Lastly I have an entry that runs from 1700 until 0700 the next day. It’s labelled “Family Time” and it’s pink. It’s there to help with scheduling meetings with my colleagues in US timezones, the nudge that I’m not always on. Every so often somebody will get in touch because there’s something I really need to be at, and they can’t find space in their early afternoon because it’s my evening, and I’ll happily be there, but the gentle “not available” status works surprisingly well.

Every so often somebody will bang a meeting invite out that’s at a really anti-social time. If it’s important (and sometimes these things really are) I’ll be there, but if I can’t figure out if it’s important I’ll now reply as gently as I can. “Hey, that’s 10pm for me, any chance of a reschedule or is it vital I’m there?” Most of the time people have just not realised what country you’re in and will move it, every so often, I’m there. Very rarely (actually twice I can thing of) somebody replies to say yes, it is important (and it’s clearly not) in which case, I ask them to move if forward 8 hours to my 6am and their 10pm. Once they actually did it, and kudos to them, so I went.

Sometimes this doesn’t leave a huge amount of whitespace in my diary for people to book my time, and that’s ok, they’ll generally get in touch and we’ll chat asynchronously or I’ll free up time.

The status of time

For all the block bookings I’ve mentioned above I use the “busy” status. I know a few people who use “out of office” for lunch and out of hours, but it’s always felt a touch aggressive for me (I’m pretty conflict averse) and when I tried it in the past it lead to confusion with conversations like “I tried to stick something in your diary but your OOO all week?”. People seems to default to seeing any out of office status as you being away for the day, so they see a slot marked as Out Of Office and go looking at the next day,not the next hour.

Thus, I reserve Out Of Office for when I’m not at work for a whole or half day. The result of the time I’m using Busy or more recently, “Tentative”. I reply to meetings I’m invited to but not actually needed (or clashing) with “Tentative for the note” as I mentioned in my last post.

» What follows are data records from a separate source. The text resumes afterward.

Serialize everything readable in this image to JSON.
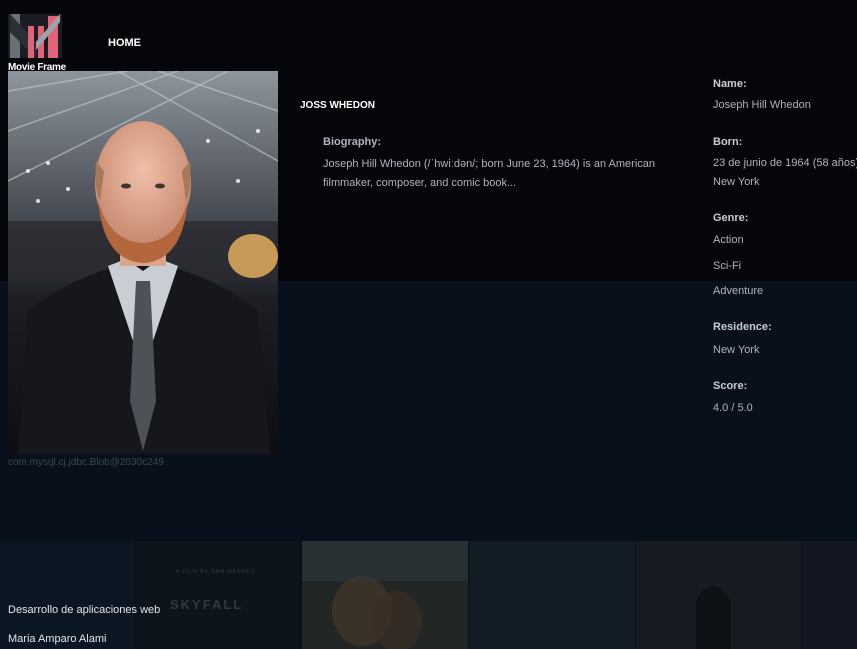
{
  "header": {
    "logo_text": "Movie Frame",
    "nav": {
      "home_label": "HOME"
    }
  },
  "person": {
    "name_heading": "JOSS WHEDON",
    "photo_caption": "com.mysql.cj.jdbc.Blob@2030c249",
    "biography_label": "Biography:",
    "biography_text": "Joseph Hill Whedon (/ˈhwiːdən/; born June 23, 1964) is an American filmmaker, composer, and comic book..."
  },
  "details": {
    "name_label": "Name:",
    "name_value": "Joseph Hill Whedon",
    "born_label": "Born:",
    "born_date": "23 de junio de 1964 (58 años)",
    "born_place": "New York",
    "genre_label": "Genre:",
    "genres": [
      "Action",
      "Sci-Fi",
      "Adventure"
    ],
    "residence_label": "Residence:",
    "residence_value": "New York",
    "score_label": "Score:",
    "score_value": "4.0 / 5.0"
  },
  "footer": {
    "line1": "Desarrollo de aplicaciones web",
    "line2": "Maria Amparo Alami",
    "poster_skyfall_title": "SKYFALL",
    "poster_skyfall_tagline": "A FILM BY SAM MENDES"
  },
  "colors": {
    "background_top": "#050609",
    "background_mid": "#08111b",
    "logo_pink": "#e06478",
    "text_muted": "#aeb4bd"
  }
}
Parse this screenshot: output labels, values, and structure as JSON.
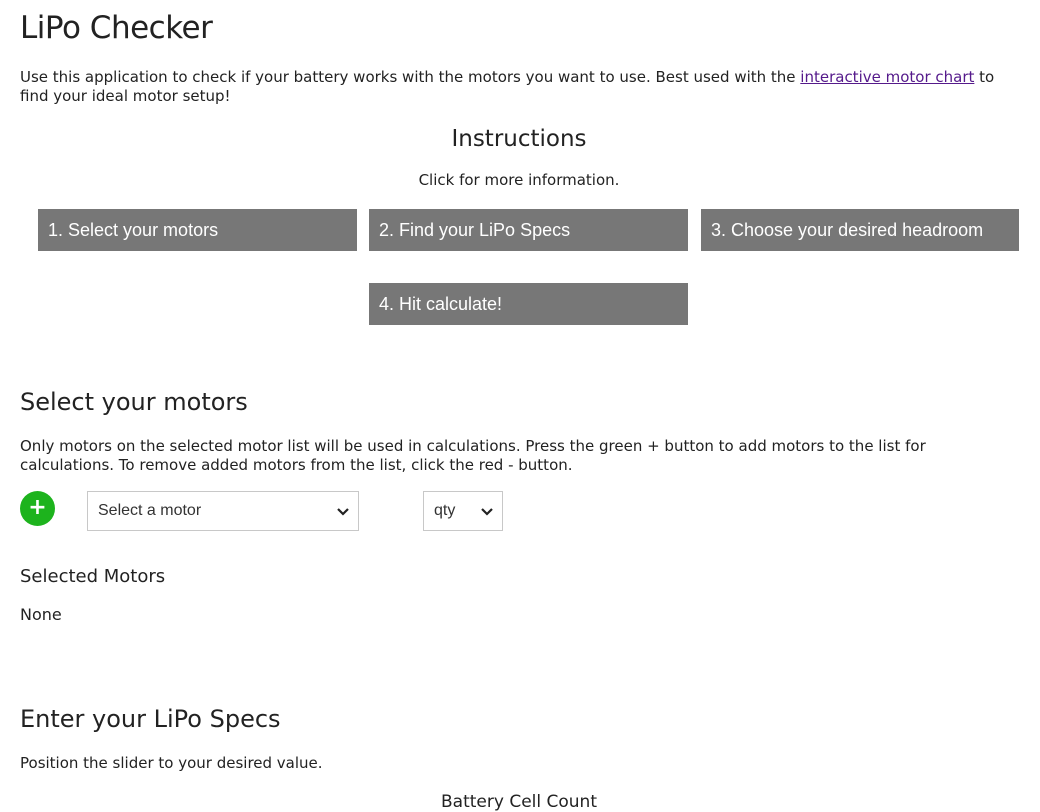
{
  "app": {
    "title": "LiPo Checker"
  },
  "intro": {
    "text_before": "Use this application to check if your battery works with the motors you want to use. Best used with the ",
    "link_text": "interactive motor chart",
    "text_after": " to find your ideal motor setup!"
  },
  "instructions": {
    "title": "Instructions",
    "subtitle": "Click for more information.",
    "steps": [
      {
        "label": "1. Select your motors"
      },
      {
        "label": "2. Find your LiPo Specs"
      },
      {
        "label": "3. Choose your desired headroom"
      },
      {
        "label": "4. Hit calculate!"
      }
    ]
  },
  "motors": {
    "title": "Select your motors",
    "description": "Only motors on the selected motor list will be used in calculations. Press the green + button to add motors to the list for calculations. To remove added motors from the list, click the red - button.",
    "add_button": "+",
    "motor_select_value": "Select a motor",
    "qty_select_value": "qty",
    "selected_title": "Selected Motors",
    "selected_value": "None"
  },
  "lipo": {
    "title": "Enter your LiPo Specs",
    "description": "Position the slider to your desired value.",
    "cell_count_label": "Battery Cell Count"
  },
  "colors": {
    "step_button_bg": "#777777",
    "add_button_bg": "#1db31d",
    "link": "#551a8b"
  }
}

I’m also experimenting with blocks of “Tentative” for delivery work, eg. I really need to get this done and here’s a slot, but if I need to use it for something else, that’s fine.

I rarely use “Do Not Disturb”. Once again, it feels very aggressive to me and so I just use Busy. If it really don’t want to be disturbed I’ll just minimise email and Teams, I’ve already got all pop up notifications off other than somebody ringing me and if it’s urgent enough to ring me, I’ll take the interruption.

The Candle

Much as I’ve ragged on Microsoft over the years, in a large company spread out over numerous timezones and locations, having a single, integrated calendar, email and instant messaging platform starts to come into it’s own. I’m sure I’d be fine with that being Whatever Google Suite Is Called This Week, but in my case that means Microsoft Exchange + Outlook + Teams. I assume clients other than the official ones respect statuses (it’s all WebDav under the hood I imagine).

Being able to mark time in a calendar as Busy, Tentative, Out of Office etc is great, especially when it bleeds across into other areas. Microsoft Teams status will auto-sync with your calendar, so people can see if you’re free, in a meeting or even presenting your screen, before they ping you a message. As a side note, a shout out to NoHello.net and their important message about how to make the most of instant messaging tools, promoting asynchronicity and full fat actionable messages.

The status blob is a lovely passive information radiator (hence the mildly forced candle reference) that just makes working apart easier and helps replicate what would happen naturally if you were working in the same space. If you looked up and somebody was on the phone or in a meeting, you’d not go over and demand their attention unless it was both important and urgent. If you saw somebody with their headphones on hammering a keyboard and in the zone, I hope you’d not wander over and tap them on the shoulder. The status light should help guide people to the same conclusions.